As conversations around COVID-19 increased, children on the Road to Hope (RTH) program worried about the disease. Since schools shut down in March, PCAU has stayed in touch with each child. An estimated 15 million children are currently staying home – including the 56 children on our Road to Hope (RTH) program. This comes with its own risks as children lose focus on school. For vulnerable children there are more serious concerns of domestic violence, sexual abuse and early pregnancy. Hunger is a major issue. Many of the RTH children come from impoverished households and their biggest struggle during the lockdown is access to food. As is sometimes the case in the US, families rely on children receiving nutritious meals from school. PCAU is helping find ways for them to access at least one meal a day while at home.

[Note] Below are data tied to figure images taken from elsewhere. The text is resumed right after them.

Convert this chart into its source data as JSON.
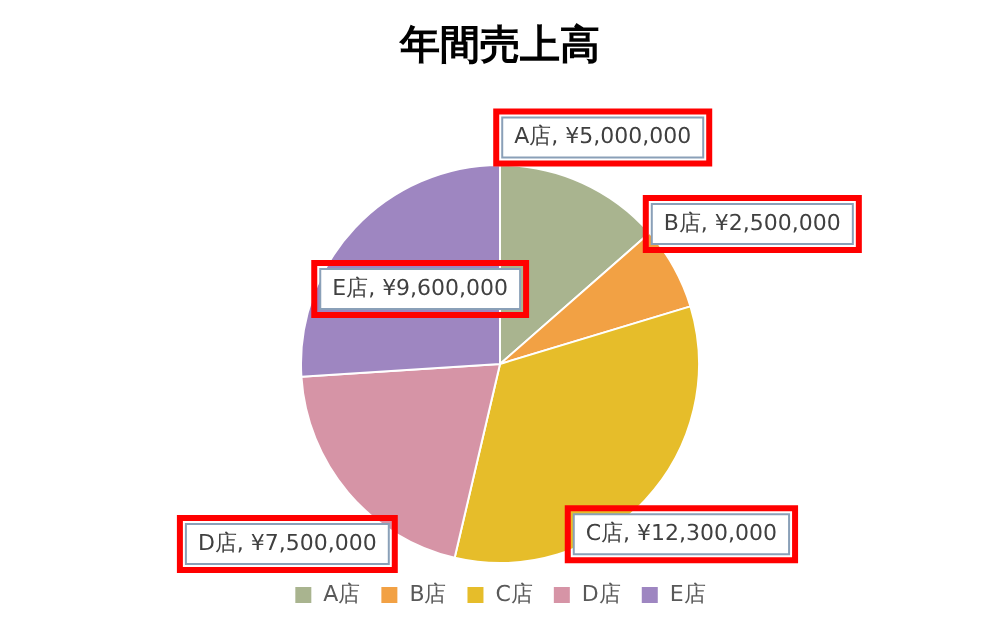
{
  "chart_data": {
    "type": "pie",
    "title": "年間売上高",
    "categories": [
      "A店",
      "B店",
      "C店",
      "D店",
      "E店"
    ],
    "values": [
      5000000,
      2500000,
      12300000,
      7500000,
      9600000
    ],
    "colors": [
      "#a9b48f",
      "#f2a144",
      "#e6bd2a",
      "#d694a6",
      "#9e86c1"
    ],
    "value_labels": [
      "A店, ¥5,000,000",
      "B店, ¥2,500,000",
      "C店, ¥12,300,000",
      "D店, ¥7,500,000",
      "E店, ¥9,600,000"
    ],
    "legend": "bottom"
  }
}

PCAU pivoted their focus to supporting the children at home and making sure they continue with their studies. The Ministry of Education and Sports publishes curriculum and lessons in local newspapers and on the radio and TV. PCAU’s community of volunteers help deliver learning materials to each child as well as food and basic needs for the RTH families. PCAU is also creating ways to engage the children further with additional books to read and identifying tutors in the communities where the children live. 

During the lockdown, most RTH children are helping around the home and garden with chores. Some have also resumed their caregiving roles for sick parents or guardians. PCAU continues to help them balance these activities.

Meet the New PCAU Country Director 

In November of 2019, Mark Donald Mwesiga was selected by the PCAU board as the new country director of the Palliative Care Association of Uganda (PCAU). Mark followed  Rose Kiwanuka, the founding director of PCAU and a tireless advocate for palliative care access globally. Many of you have met or worked with Rose and you know these were hard shoes to fill. But Rose did an excellent job  of mentoring Mark before her retirement.

Prior to leading PCAU, Mark spent nearly five years as the programs manager there. He worked closely with Rose to advance programs and learned the organization. This led to a smooth transition, especially with the partner organizations (including CHC) with whom PCAU collaborates. The RTH children know him well as he has been deeply involved with the program. Even in his new role, he is in frequent contact with the children, offering them guidance and support.

When Mark officially took the reins of PCAU earlier this year, COVID-19 was hardly on the radar – but it quickly turned into the focal point for nearly every aspect of PCAU’s work. During the pandemic, PCAU has stepped into a key leadership role. Mark has ensured that PCAU’s voice is heard; they have focused on ensuring palliative care services continue during the pandemic and have been included in national conversations and committees on managing the pandemic. This is in no small part due to Mark’s leadership and the wonderful team at PCAU.

Mark is currently finalizing his Master of Public Health degree at Uganda Martyrs University. He holds a Master of Management Science as well as a post-graduate diploma in human resources management and a degree in social sciences. He has  various short course qualifications in project planning and management, drug policy, and diplomacy and public health from The Graduate Institute in Geneva. Having started his employment work as a volunteer with health programs at the rural Uganda community level, he appreciates the need for palliative care services to reach everyone in need and is inspired by the vision of PCAU.